The latest QV data reveals that national house prices increased 26.3% year-on-year last month, with the average value increasing 3.6% during the last quarter.
The national average house price is now sitting at $977,456. In Auckland that figure skyrockets to $1,391,598.
These valuations don’t seem to be softening, but rising valuations do pose a risk. So, it’s crucial that we take steps to mitigate these risks, as much as possible.
It’s more important than ever that Southern Cross Partners continues its conservative lending approach to ensure we make the best lending decisions.
Before approving any investment and uploading them to our portal, we check for four things:
A clear exit.
Most of our investments have a 12 month term, which means we’ve got to know how our borrowers are exiting their loan within a specified time period. This could be by selling the property, consolidating other finances or moving their loan to a major bank.
Realistic repayments.
We stress test our repayment plans to see if the person taking out the loan can make their repayments with us. It’s one thing to own an expensive property, but if a borrower doesn’t have the liquidity to make their repayments, we won’t lend to them.
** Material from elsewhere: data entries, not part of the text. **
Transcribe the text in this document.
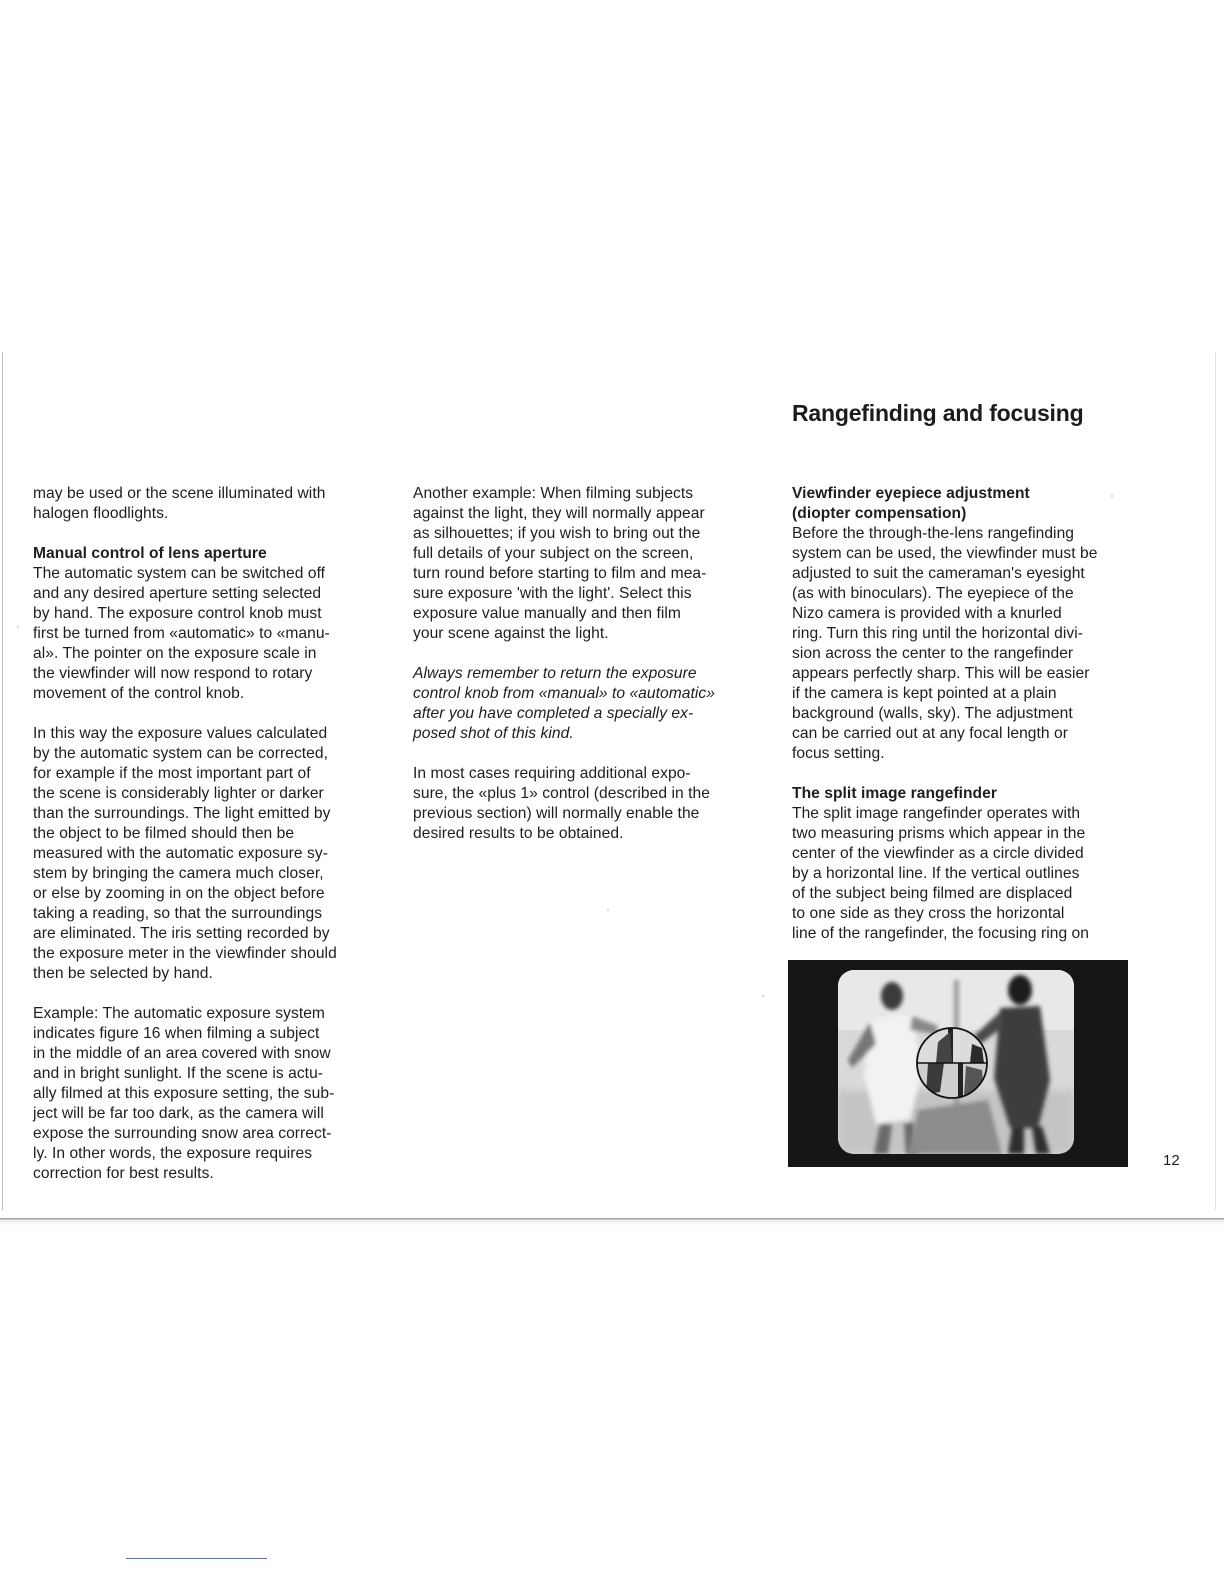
Rangefinding and focusing

may be used or the scene illuminated with
halogen floodlights.

Manual control of lens aperture

The automatic system can be switched off
and any desired aperture setting selected
by hand. The exposure control knob must
first be turned from «automatic» to «manu-
al». The pointer on the exposure scale in
the viewfinder will now respond to rotary
movement of the control knob.

In this way the exposure values calculated
by the automatic system can be corrected,
for example if the most important part of
the scene is considerably lighter or darker
than the surroundings. The light emitted by
the object to be filmed should then be
measured with the automatic exposure sy-
stem by bringing the camera much closer,
or else by zooming in on the object before
taking a reading, so that the surroundings
are eliminated. The iris setting recorded by
the exposure meter in the viewfinder should
then be selected by hand.

Example: The automatic exposure system
indicates figure 16 when filming a subject
in the middle of an area covered with snow
and in bright sunlight. If the scene is actu-
ally filmed at this exposure setting, the sub-
ject will be far too dark, as the camera will
expose the surrounding snow area correct-
ly. In other words, the exposure requires
correction for best results.

Another example: When filming subjects
against the light, they will normally appear
as silhouettes; if you wish to bring out the
full details of your subject on the screen,
turn round before starting to film and mea-
sure exposure 'with the light'. Select this
exposure value manually and then film
your scene against the light.

Always remember to return the exposure
control knob from «manual» to «automatic»
after you have completed a specially ex-
posed shot of this kind.

In most cases requiring additional expo-
sure, the «plus 1» control (described in the
previous section) will normally enable the
desired results to be obtained.

Viewfinder eyepiece adjustment
(diopter compensation)

Before the through-the-lens rangefinding
system can be used, the viewfinder must be
adjusted to suit the cameraman's eyesight
(as with binoculars). The eyepiece of the
Nizo camera is provided with a knurled
ring. Turn this ring until the horizontal divi-
sion across the center to the rangefinder
appears perfectly sharp. This will be easier
if the camera is kept pointed at a plain
background (walls, sky). The adjustment
can be carried out at any focal length or
focus setting.

The split image rangefinder

The split image rangefinder operates with
two measuring prisms which appear in the
center of the viewfinder as a circle divided
by a horizontal line. If the vertical outlines
of the subject being filmed are displaced
to one side as they cross the horizontal
line of the rangefinder, the focusing ring on

12
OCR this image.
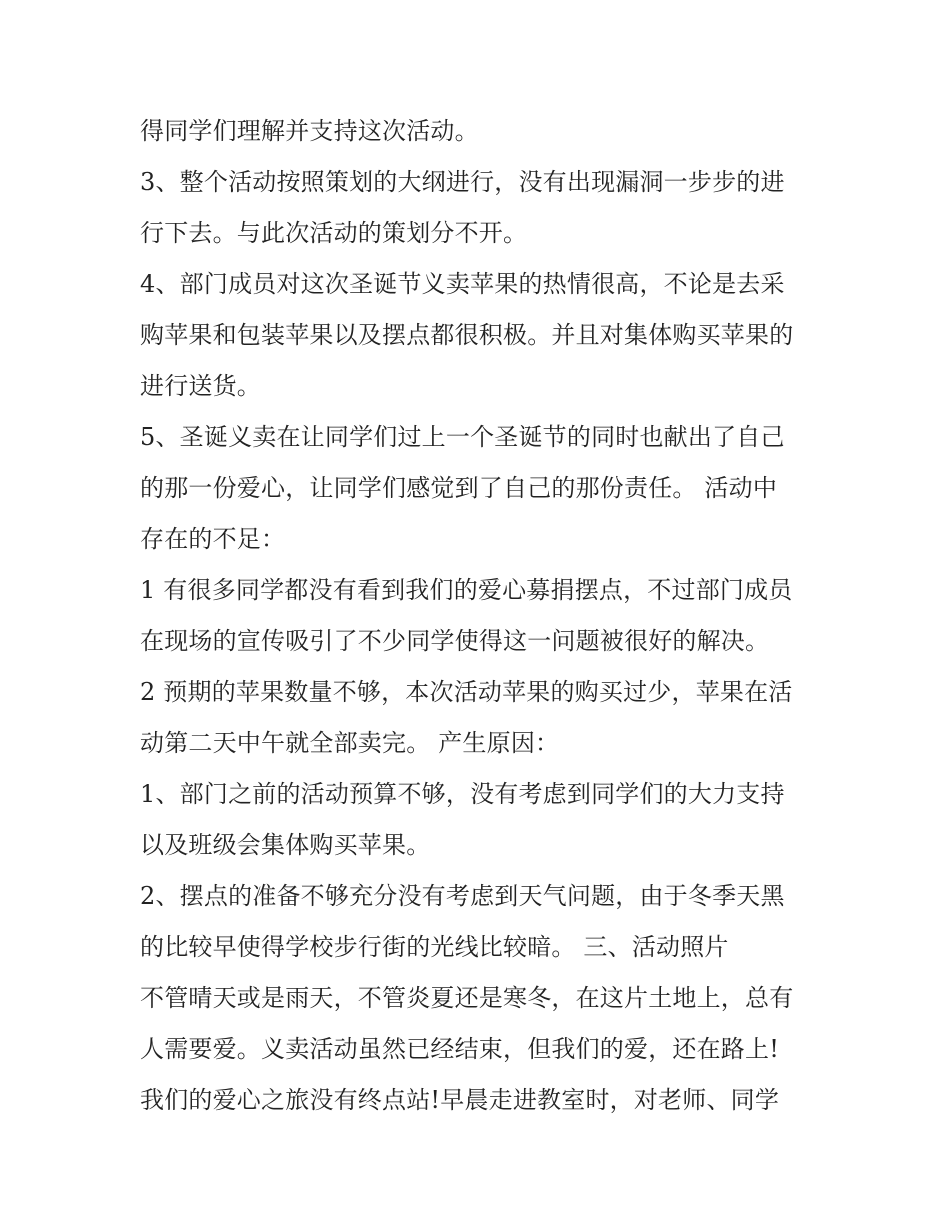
得同学们理解并支持这次活动。
3、整个活动按照策划的大纲进行，没有出现漏洞一步步的进
行下去。与此次活动的策划分不开。
4、部门成员对这次圣诞节义卖苹果的热情很高，不论是去采
购苹果和包装苹果以及摆点都很积极。并且对集体购买苹果的
进行送货。
5、圣诞义卖在让同学们过上一个圣诞节的同时也献出了自己
的那一份爱心，让同学们感觉到了自己的那份责任。 活动中
存在的不足：
1 有很多同学都没有看到我们的爱心募捐摆点，不过部门成员
在现场的宣传吸引了不少同学使得这一问题被很好的解决。
2 预期的苹果数量不够，本次活动苹果的购买过少，苹果在活
动第二天中午就全部卖完。 产生原因：
1、部门之前的活动预算不够，没有考虑到同学们的大力支持
以及班级会集体购买苹果。
2、摆点的准备不够充分没有考虑到天气问题，由于冬季天黑
的比较早使得学校步行街的光线比较暗。 三、活动照片
不管晴天或是雨天，不管炎夏还是寒冬，在这片土地上，总有
人需要爱。义卖活动虽然已经结束，但我们的爱，还在路上!
我们的爱心之旅没有终点站!早晨走进教室时，对老师、同学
Conservative loan to value ratio.
A loan to value ratio is the difference between what a property is valued at and how much we are lending. This difference gives us a buffer in case the property needs to be sold unexpectedly.
Conservative valuation.
Our preference is to have information from an independent valuer. But other times we may use a real estate appraisal, information from a sale and purchase agreement, rating value or a comparative market analysis (CMA). A CMA estimates the value of a property by looking at similar recently sold properties in the same area. If there are multiple methods available, we always use the lowest valuation and may also take GST off the value, if required.
Let’s have a look at valuations in more detail:
- Real Estate Appraisal – Sought from a licensed real estate agent, usually from a well-known company, to provide a written description of the property and a likely selling price based on recent sales in the area. If a range is given, we would conservatively adopt the lower value.
- Sales & Purchase Agreement – Our preference is an arms-length transaction through a licensed real estate agent or auction on a property that has gone to the market. This avoids related party transactions and private sales that could result in an inflated value.
- Comparative Market Analysis (CMA) – We gather information from the same site that real estate agents use, such as the RPNZ site CoreLogic, which compares similar properties in the area to provide a possible median value.
- Rating Value – also known as the Capital Value is the value the local council has given to the land and improvements and is possibly the most conservative method as they are updated only every three years.
Southern Cross Partners lends its own money to the property owner before making the loan available to investors. So, even as valuations trend upwards, we’re meticulous with who we are lending money to.
By being conservative, Southern Cross Partners can make the best lending decisions and provide strong investment options.